You can expect up to 900% compression rate for some files. For example, many LADEE housekeeping labels are about 45KB. Compressed BLOB size is about 5KB. For smaller files, such as collection labels, compression rate is about 350% (5.5KB file is compressed to 1.6KB).

After loading data into OpenSearch, you can extract original labels by running Registry Manager tool:

registry-manager export-file \
    -lidvid urn:nasa:pds:ladee_ldex:data_calibrated::1.2 \
    -file /tmp/data_calibrated.xml

To disable BLOB storage, modify fileInfo section in Harvest configuration file.

<fileInfo storeLabels="false" storeJsonLabels="false" />

Extract Metadata by XPath¶

(only applies to command line harvest)

To extract metadata by XPath, you have to create one or more mapping files and list them in Harvest configuration file as shown below.

<harvest>
...
  <xpathMaps baseDir="/home/pds/harvest/conf">
    <xpathMap filePath="common.xml" />
    <xpathMap rootElement="Product_Observational" filePath="observational.xml" />
  </xpathMaps>
</harvest>

In the example above there are two xpathMap entries. Each entry must have filePath attribute pointing to a mapping file. A path can be either absolute or relative to the baseDir attribute of the xpathMaps tag. The baseDir attribute is optional. The same example with absolute paths is shown below.

<xpathMaps>
  <xpathMap filePath="/home/pds/harvest/conf/common.xml" />
  <xpathMap rootElement="Product_Observational"
            filePath="/home/pds/harvest/conf/observational.xml" />
</xpathMaps>

An xpathMap entry can have optional rootElement attribute. Without this attribute, XPaths queries defined in a mapping file (common.xml), will run against every XML document processed by Harvest. With rootElement attribute, only XMLs with that root element will be processed.

Mapping Files¶

A mapping file has one or more entries which map an output field name to an XPath query. For example, to extract start_date_time and stop_date_time from observational products, you can use the following file.

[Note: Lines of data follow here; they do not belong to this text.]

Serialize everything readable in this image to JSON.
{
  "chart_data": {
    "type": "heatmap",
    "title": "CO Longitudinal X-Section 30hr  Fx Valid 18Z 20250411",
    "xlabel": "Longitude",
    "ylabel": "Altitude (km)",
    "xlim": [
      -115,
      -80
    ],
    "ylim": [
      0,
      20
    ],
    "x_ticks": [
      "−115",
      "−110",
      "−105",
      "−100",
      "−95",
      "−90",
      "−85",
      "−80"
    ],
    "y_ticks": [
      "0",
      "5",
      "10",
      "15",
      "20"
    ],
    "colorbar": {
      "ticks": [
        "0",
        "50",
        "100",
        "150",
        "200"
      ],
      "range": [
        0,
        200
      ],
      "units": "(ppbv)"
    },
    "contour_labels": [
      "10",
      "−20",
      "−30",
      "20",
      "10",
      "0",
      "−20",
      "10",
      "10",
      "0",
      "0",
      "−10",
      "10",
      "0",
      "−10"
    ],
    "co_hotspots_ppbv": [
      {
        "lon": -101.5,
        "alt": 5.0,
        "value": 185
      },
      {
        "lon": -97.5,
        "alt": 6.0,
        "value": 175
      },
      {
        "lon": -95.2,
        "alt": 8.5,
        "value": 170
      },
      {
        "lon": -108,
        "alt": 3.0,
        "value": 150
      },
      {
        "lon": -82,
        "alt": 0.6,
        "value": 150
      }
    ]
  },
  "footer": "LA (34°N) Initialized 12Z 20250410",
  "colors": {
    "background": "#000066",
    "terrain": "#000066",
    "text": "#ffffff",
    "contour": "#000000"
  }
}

<?xml version="1.0" encoding="UTF-8"?>
<xpaths>
  <xpath fieldName="start_date_time">/Product_Observational/Observation_Area/Time_Coordinates/start_date_time</xpath>
  <xpath fieldName="stop_date_time">/Product_Observational/Observation_Area/Time_Coordinates/stop_date_time</xpath>
</xpaths>
</source>

You can use optional dataType=”date” attribute to convert valid PDS dates to ISO-8601 “instant” format (e.g., “2013-10-24T00:49:37.457Z”).

<xpaths>
  <xpath fieldName="start_date_time"
         dataType="date">/Product_Observational/Observation_Area/Time_Coordinates/start_date_time</xpath>
  <xpath fieldName="stop_date_time"
         dataType="date">/Product_Observational/Observation_Area/Time_Coordinates/stop_date_time</xpath>
</xpaths>

XML Name Spaces¶

Harvest ignores namespaces when extracting metadata by XPath. Below is a fragment of LADEE UVS product label which uses “ladee” namespace for mission area fields.

<Observation_Area>
  <Mission_Area>
    <ladee:latitude>17.2367925372247</ladee:latitude>
    <ladee:longitude>194.054477731391</ladee:longitude>
    ...

To extract latitude and longitude you can use the following XPaths without namespaces.

<xpaths>
  <xpath fieldName="latitude">//Mission_Area/latitude</xpath>
  <xpath fieldName="longitude">//Mission_Area/longitude</xpath>
</xpaths>